= Music producers in Uganda =

Music production in Uganda has greatly evolved and improved over the years. Many music producers have joined the industry over the years which has led to the rapid growth of the music production industry in Uganda. Uganda has welcomed a number of talented new music producers, while maintaining the experienced producers who have been gracing the Uganda music industry with massive hits for decades.

Some prominent Ugandan music producers are;

== Benon Mugumbya ==
Benon Mugumbya was once considered one of the most iconic music producers in Uganda. He is the founder of the Record label Swangz Avenue, one of the best record labels in Uganda.

== Jack Rollen ==
Ezra Colgate Onenchan Jackson popularly known as Jack Rollen is a Ugandan music producer.
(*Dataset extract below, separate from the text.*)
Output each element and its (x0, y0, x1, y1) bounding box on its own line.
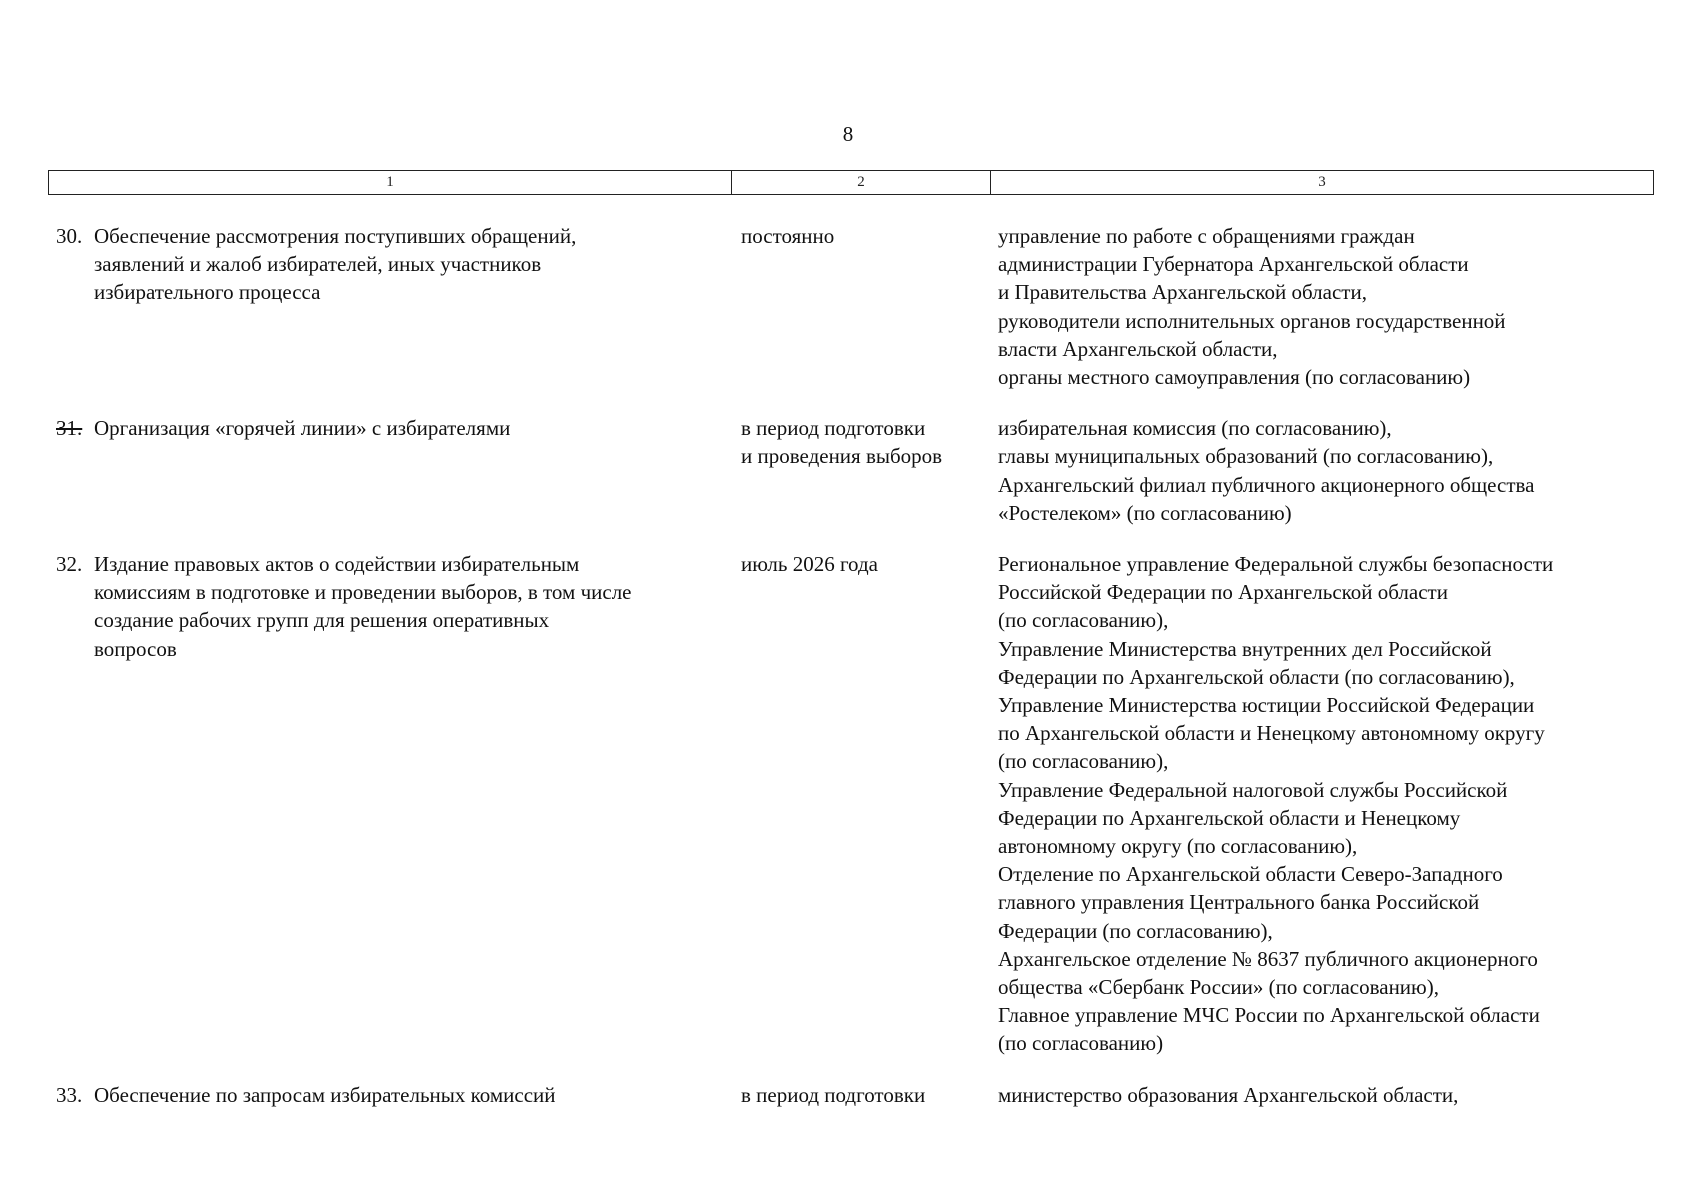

He started his career as a songwriter back in 2016 where he contributed to the writing of the "Waitu" my musician Rapa Dico in Hoima.
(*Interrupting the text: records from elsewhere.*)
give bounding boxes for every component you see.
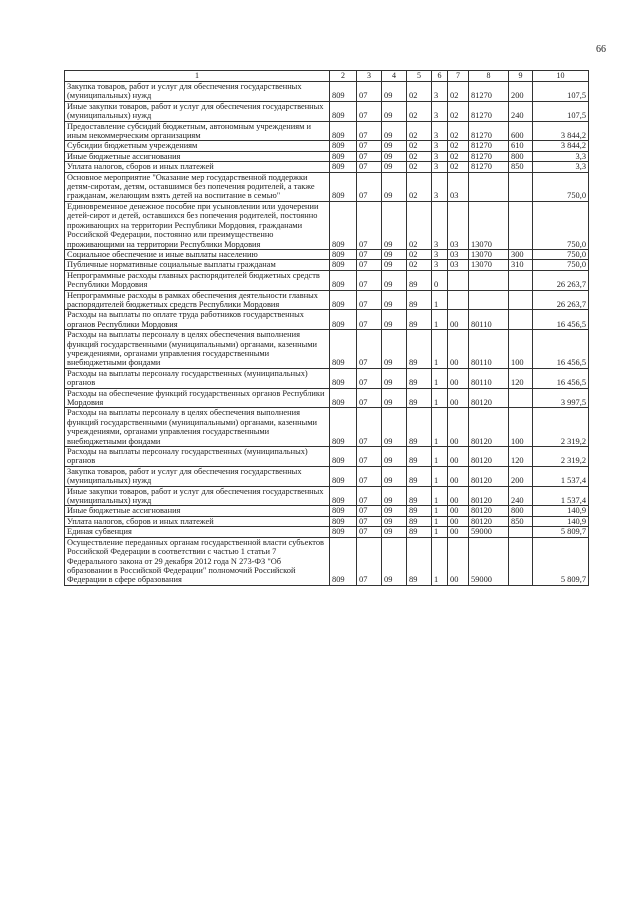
table-row [65, 447, 589, 467]
cell-subprogram: 3 [432, 162, 448, 172]
cell-section: 07 [357, 388, 382, 408]
cell-subsection: 09 [382, 270, 407, 290]
row-name: Расходы на выплаты по оплате труда работников государственных органов Республики Мордовия [65, 310, 330, 330]
table-row [65, 537, 589, 585]
cell-program: 89 [407, 537, 432, 585]
cell-subprogram: 1 [432, 330, 448, 369]
cell-direction: 80120 [469, 388, 509, 408]
cell-activity: 03 [448, 260, 469, 270]
cell-subsection: 09 [382, 310, 407, 330]
cell-program: 02 [407, 101, 432, 121]
cell-section: 07 [357, 101, 382, 121]
cell-activity: 00 [448, 506, 469, 516]
cell-amount: 750,0 [533, 172, 589, 201]
cell-amount: 140,9 [533, 506, 589, 516]
cell-activity: 02 [448, 151, 469, 161]
table-row [65, 486, 589, 506]
cell-ministry: 809 [330, 101, 357, 121]
cell-program: 02 [407, 151, 432, 161]
cell-amount: 5 809,7 [533, 537, 589, 585]
cell-program: 89 [407, 388, 432, 408]
cell-direction: 81270 [469, 162, 509, 172]
cell-expense-type: 300 [509, 249, 533, 259]
table-row [65, 330, 589, 369]
cell-subsection: 09 [382, 172, 407, 201]
cell-subsection: 09 [382, 82, 407, 102]
cell-ministry: 809 [330, 172, 357, 201]
cell-activity: 00 [448, 330, 469, 369]
cell-activity: 02 [448, 101, 469, 121]
cell-subprogram: 0 [432, 270, 448, 290]
cell-program: 89 [407, 506, 432, 516]
row-name: Иные бюджетные ассигнования [65, 151, 330, 161]
row-name: Расходы на выплаты персоналу в целях обеспечения выполнения функций государственными (муниципальными) органами, казенными учреждениями, органами управления государственными внебюджетными фондами [65, 408, 330, 447]
cell-direction: 80120 [469, 486, 509, 506]
cell-expense-type [509, 537, 533, 585]
cell-section: 07 [357, 249, 382, 259]
table-row [65, 466, 589, 486]
row-name: Расходы на выплаты персоналу государственных (муниципальных) органов [65, 447, 330, 467]
cell-amount: 1 537,4 [533, 466, 589, 486]
cell-expense-type: 850 [509, 162, 533, 172]
cell-direction: 81270 [469, 151, 509, 161]
cell-ministry: 809 [330, 162, 357, 172]
row-name: Единовременное денежное пособие при усыновлении или удочерении детей-сирот и детей, оставшихся без попечения родителей, постоянно проживающих на территории Республики Мордовия, гражданами Российской Федерации, постоянно или преимущественно проживающими на территории Республики Мордовия [65, 201, 330, 249]
cell-ministry: 809 [330, 527, 357, 537]
cell-program: 89 [407, 310, 432, 330]
cell-subsection: 09 [382, 330, 407, 369]
cell-ministry: 809 [330, 486, 357, 506]
cell-subprogram: 1 [432, 486, 448, 506]
cell-subprogram: 1 [432, 466, 448, 486]
row-name: Единая субвенция [65, 527, 330, 537]
cell-ministry: 809 [330, 388, 357, 408]
cell-program: 02 [407, 141, 432, 151]
cell-section: 07 [357, 141, 382, 151]
cell-subsection: 09 [382, 121, 407, 141]
cell-amount: 3 844,2 [533, 141, 589, 151]
cell-direction: 80110 [469, 330, 509, 369]
cell-program: 89 [407, 447, 432, 467]
cell-subprogram: 1 [432, 506, 448, 516]
cell-program: 89 [407, 290, 432, 310]
cell-direction: 81270 [469, 141, 509, 151]
cell-program: 02 [407, 172, 432, 201]
cell-ministry: 809 [330, 201, 357, 249]
cell-subsection: 09 [382, 466, 407, 486]
cell-program: 89 [407, 408, 432, 447]
row-name: Субсидии бюджетным учреждениям [65, 141, 330, 151]
cell-amount: 26 263,7 [533, 270, 589, 290]
cell-section: 07 [357, 447, 382, 467]
table-row [65, 201, 589, 249]
cell-activity: 00 [448, 486, 469, 506]
cell-subsection: 09 [382, 388, 407, 408]
cell-direction [469, 172, 509, 201]
cell-ministry: 809 [330, 447, 357, 467]
cell-expense-type [509, 310, 533, 330]
row-name: Осуществление переданных органам государственной власти субъектов Российской Федерации в соответствии с частью 1 статьи 7 Федерального закона от 29 декабря 2012 года N 273-ФЗ "Об образовании в Российской Федерации" полномочий Российской Федерации в сфере образования [65, 537, 330, 585]
cell-amount: 107,5 [533, 101, 589, 121]
row-name: Публичные нормативные социальные выплаты гражданам [65, 260, 330, 270]
cell-activity: 03 [448, 201, 469, 249]
table-row [65, 290, 589, 310]
cell-subsection: 09 [382, 101, 407, 121]
header-row [65, 71, 589, 82]
cell-section: 07 [357, 330, 382, 369]
cell-section: 07 [357, 82, 382, 102]
cell-expense-type: 610 [509, 141, 533, 151]
cell-ministry: 809 [330, 151, 357, 161]
cell-expense-type [509, 290, 533, 310]
row-name: Расходы на выплаты персоналу в целях обеспечения выполнения функций государственными (муниципальными) органами, казенными учреждениями, органами управления государственными внебюджетными фондами [65, 330, 330, 369]
cell-amount: 26 263,7 [533, 290, 589, 310]
cell-expense-type [509, 527, 533, 537]
cell-expense-type: 240 [509, 101, 533, 121]
cell-expense-type: 120 [509, 368, 533, 388]
cell-subprogram: 1 [432, 388, 448, 408]
cell-subsection: 09 [382, 141, 407, 151]
cell-ministry: 809 [330, 82, 357, 102]
cell-subsection: 09 [382, 537, 407, 585]
cell-activity: 00 [448, 368, 469, 388]
cell-section: 07 [357, 486, 382, 506]
cell-subprogram: 3 [432, 82, 448, 102]
cell-amount: 750,0 [533, 260, 589, 270]
cell-expense-type [509, 172, 533, 201]
column-header: 6 [432, 71, 448, 82]
cell-program: 89 [407, 330, 432, 369]
row-name: Иные закупки товаров, работ и услуг для обеспечения государственных (муниципальных) нужд [65, 486, 330, 506]
column-header: 1 [65, 71, 330, 82]
cell-program: 02 [407, 82, 432, 102]
page-number: 66 [596, 44, 606, 55]
table-row [65, 101, 589, 121]
cell-section: 07 [357, 290, 382, 310]
cell-ministry: 809 [330, 270, 357, 290]
cell-expense-type: 200 [509, 466, 533, 486]
cell-ministry: 809 [330, 141, 357, 151]
cell-expense-type: 120 [509, 447, 533, 467]
cell-direction: 80120 [469, 447, 509, 467]
table-row [65, 249, 589, 259]
cell-subprogram: 3 [432, 249, 448, 259]
table-body [65, 82, 589, 586]
cell-subsection: 09 [382, 151, 407, 161]
cell-section: 07 [357, 516, 382, 526]
cell-ministry: 809 [330, 516, 357, 526]
cell-ministry: 809 [330, 290, 357, 310]
cell-section: 07 [357, 368, 382, 388]
cell-subsection: 09 [382, 249, 407, 259]
cell-subprogram: 1 [432, 537, 448, 585]
cell-direction [469, 270, 509, 290]
cell-program: 89 [407, 486, 432, 506]
cell-subsection: 09 [382, 486, 407, 506]
table-row [65, 141, 589, 151]
column-header: 9 [509, 71, 533, 82]
cell-amount: 1 537,4 [533, 486, 589, 506]
cell-ministry: 809 [330, 310, 357, 330]
budget-table [64, 70, 589, 586]
row-name: Предоставление субсидий бюджетным, автономным учреждениям и иным некоммерческим организациям [65, 121, 330, 141]
column-header: 10 [533, 71, 589, 82]
cell-activity [448, 270, 469, 290]
cell-amount: 107,5 [533, 82, 589, 102]
cell-program: 89 [407, 368, 432, 388]
cell-amount: 2 319,2 [533, 447, 589, 467]
cell-program: 89 [407, 516, 432, 526]
row-name: Социальное обеспечение и иные выплаты населению [65, 249, 330, 259]
cell-amount: 16 456,5 [533, 310, 589, 330]
cell-direction: 81270 [469, 101, 509, 121]
table-row [65, 310, 589, 330]
row-name: Закупка товаров, работ и услуг для обеспечения государственных (муниципальных) нужд [65, 466, 330, 486]
cell-activity: 00 [448, 447, 469, 467]
cell-expense-type: 240 [509, 486, 533, 506]
cell-ministry: 809 [330, 408, 357, 447]
cell-subprogram: 1 [432, 310, 448, 330]
cell-amount: 3 997,5 [533, 388, 589, 408]
cell-subprogram: 3 [432, 172, 448, 201]
cell-direction: 80110 [469, 368, 509, 388]
cell-activity: 00 [448, 537, 469, 585]
column-header: 3 [357, 71, 382, 82]
column-header: 7 [448, 71, 469, 82]
table-row [65, 408, 589, 447]
cell-amount: 140,9 [533, 516, 589, 526]
column-header: 8 [469, 71, 509, 82]
row-name: Уплата налогов, сборов и иных платежей [65, 516, 330, 526]
cell-amount: 16 456,5 [533, 330, 589, 369]
cell-activity: 02 [448, 162, 469, 172]
cell-subprogram: 1 [432, 527, 448, 537]
cell-ministry: 809 [330, 466, 357, 486]
cell-subprogram: 1 [432, 408, 448, 447]
cell-subsection: 09 [382, 516, 407, 526]
row-name: Уплата налогов, сборов и иных платежей [65, 162, 330, 172]
cell-direction: 13070 [469, 249, 509, 259]
row-name: Основное мероприятие "Оказание мер государственной поддержки детям-сиротам, детям, оставшимся без попечения родителей, а также гражданам, желающим взять детей на воспитание в семью" [65, 172, 330, 201]
cell-amount: 750,0 [533, 201, 589, 249]
cell-subprogram: 1 [432, 290, 448, 310]
cell-ministry: 809 [330, 537, 357, 585]
column-header: 4 [382, 71, 407, 82]
cell-subprogram: 3 [432, 260, 448, 270]
cell-section: 07 [357, 537, 382, 585]
cell-ministry: 809 [330, 506, 357, 516]
table-row [65, 527, 589, 537]
cell-amount: 16 456,5 [533, 368, 589, 388]
cell-activity: 03 [448, 249, 469, 259]
cell-expense-type: 800 [509, 151, 533, 161]
row-name: Иные бюджетные ассигнования [65, 506, 330, 516]
cell-subsection: 09 [382, 368, 407, 388]
cell-expense-type [509, 201, 533, 249]
table-row [65, 516, 589, 526]
table-row [65, 151, 589, 161]
cell-amount: 2 319,2 [533, 408, 589, 447]
cell-direction: 13070 [469, 260, 509, 270]
cell-expense-type: 600 [509, 121, 533, 141]
cell-activity: 00 [448, 527, 469, 537]
cell-subprogram: 3 [432, 101, 448, 121]
cell-activity: 02 [448, 141, 469, 151]
row-name: Расходы на обеспечение функций государственных органов Республики Мордовия [65, 388, 330, 408]
cell-direction: 13070 [469, 201, 509, 249]
cell-section: 07 [357, 201, 382, 249]
cell-expense-type: 100 [509, 330, 533, 369]
cell-subprogram: 3 [432, 121, 448, 141]
cell-subprogram: 1 [432, 368, 448, 388]
cell-ministry: 809 [330, 368, 357, 388]
cell-activity: 00 [448, 388, 469, 408]
cell-section: 07 [357, 506, 382, 516]
table-row [65, 506, 589, 516]
table-row [65, 121, 589, 141]
table-row [65, 260, 589, 270]
column-header: 5 [407, 71, 432, 82]
cell-section: 07 [357, 121, 382, 141]
cell-expense-type: 800 [509, 506, 533, 516]
cell-amount: 3,3 [533, 162, 589, 172]
cell-subsection: 09 [382, 408, 407, 447]
cell-direction: 80120 [469, 408, 509, 447]
cell-activity: 02 [448, 121, 469, 141]
cell-activity: 02 [448, 82, 469, 102]
cell-expense-type [509, 388, 533, 408]
table-row [65, 368, 589, 388]
cell-section: 07 [357, 162, 382, 172]
cell-expense-type: 850 [509, 516, 533, 526]
cell-direction: 80120 [469, 506, 509, 516]
cell-section: 07 [357, 151, 382, 161]
cell-ministry: 809 [330, 121, 357, 141]
cell-expense-type: 100 [509, 408, 533, 447]
cell-direction: 59000 [469, 527, 509, 537]
cell-activity: 00 [448, 466, 469, 486]
cell-amount: 3 844,2 [533, 121, 589, 141]
cell-activity: 00 [448, 408, 469, 447]
cell-subsection: 09 [382, 447, 407, 467]
cell-direction: 59000 [469, 537, 509, 585]
cell-activity: 00 [448, 310, 469, 330]
row-name: Закупка товаров, работ и услуг для обеспечения государственных (муниципальных) нужд [65, 82, 330, 102]
cell-ministry: 809 [330, 330, 357, 369]
cell-subprogram: 3 [432, 151, 448, 161]
cell-ministry: 809 [330, 260, 357, 270]
cell-program: 89 [407, 466, 432, 486]
row-name: Иные закупки товаров, работ и услуг для обеспечения государственных (муниципальных) нужд [65, 101, 330, 121]
cell-ministry: 809 [330, 249, 357, 259]
cell-subsection: 09 [382, 290, 407, 310]
cell-activity [448, 290, 469, 310]
cell-subsection: 09 [382, 506, 407, 516]
row-name: Расходы на выплаты персоналу государственных (муниципальных) органов [65, 368, 330, 388]
cell-amount: 750,0 [533, 249, 589, 259]
cell-program: 02 [407, 121, 432, 141]
table-row [65, 388, 589, 408]
cell-program: 02 [407, 260, 432, 270]
cell-program: 02 [407, 162, 432, 172]
cell-expense-type: 310 [509, 260, 533, 270]
cell-activity: 00 [448, 516, 469, 526]
cell-section: 07 [357, 310, 382, 330]
row-name: Непрограммные расходы главных распорядителей бюджетных средств Республики Мордовия [65, 270, 330, 290]
cell-subsection: 09 [382, 260, 407, 270]
cell-section: 07 [357, 527, 382, 537]
cell-activity: 03 [448, 172, 469, 201]
cell-subprogram: 1 [432, 516, 448, 526]
cell-direction: 80120 [469, 516, 509, 526]
cell-direction: 81270 [469, 82, 509, 102]
cell-section: 07 [357, 270, 382, 290]
cell-amount: 5 809,7 [533, 527, 589, 537]
cell-program: 89 [407, 270, 432, 290]
cell-amount: 3,3 [533, 151, 589, 161]
column-header: 2 [330, 71, 357, 82]
cell-expense-type: 200 [509, 82, 533, 102]
table-row [65, 162, 589, 172]
cell-section: 07 [357, 172, 382, 201]
cell-section: 07 [357, 466, 382, 486]
cell-section: 07 [357, 260, 382, 270]
cell-subsection: 09 [382, 201, 407, 249]
row-name: Непрограммные расходы в рамках обеспечения деятельности главных распорядителей бюджетных средств Республики Мордовия [65, 290, 330, 310]
table-row [65, 270, 589, 290]
cell-direction: 80110 [469, 310, 509, 330]
cell-subsection: 09 [382, 162, 407, 172]
cell-expense-type [509, 270, 533, 290]
cell-program: 89 [407, 527, 432, 537]
cell-subprogram: 1 [432, 447, 448, 467]
cell-subprogram: 3 [432, 141, 448, 151]
cell-subsection: 09 [382, 527, 407, 537]
cell-direction [469, 290, 509, 310]
table-row [65, 82, 589, 102]
cell-direction: 80120 [469, 466, 509, 486]
cell-section: 07 [357, 408, 382, 447]
cell-program: 02 [407, 249, 432, 259]
table-row [65, 172, 589, 201]
cell-subprogram: 3 [432, 201, 448, 249]
cell-direction: 81270 [469, 121, 509, 141]
cell-program: 02 [407, 201, 432, 249]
He professionally started his music production career in 2024 and has since worked with various Uganda artists including Mozello Kids

== PaddyMan ==
Paddy Kayiwa Mukasa known by his stage name Paddyman is a Ugandan record producer. He started his music production career in 2005 from the suburbs of Kampala, Kawempe. He has since then been popular and has achieved great success in his career.

== Hannz Tactiq ==
Hannington Muhumuza Wacha also known as Producer Hannz is a Ugandan record producer and DJ. He started his music production career from his hostel apartment at University. He later joined Audio Institute America(AIA) to major in music production and sound engineering.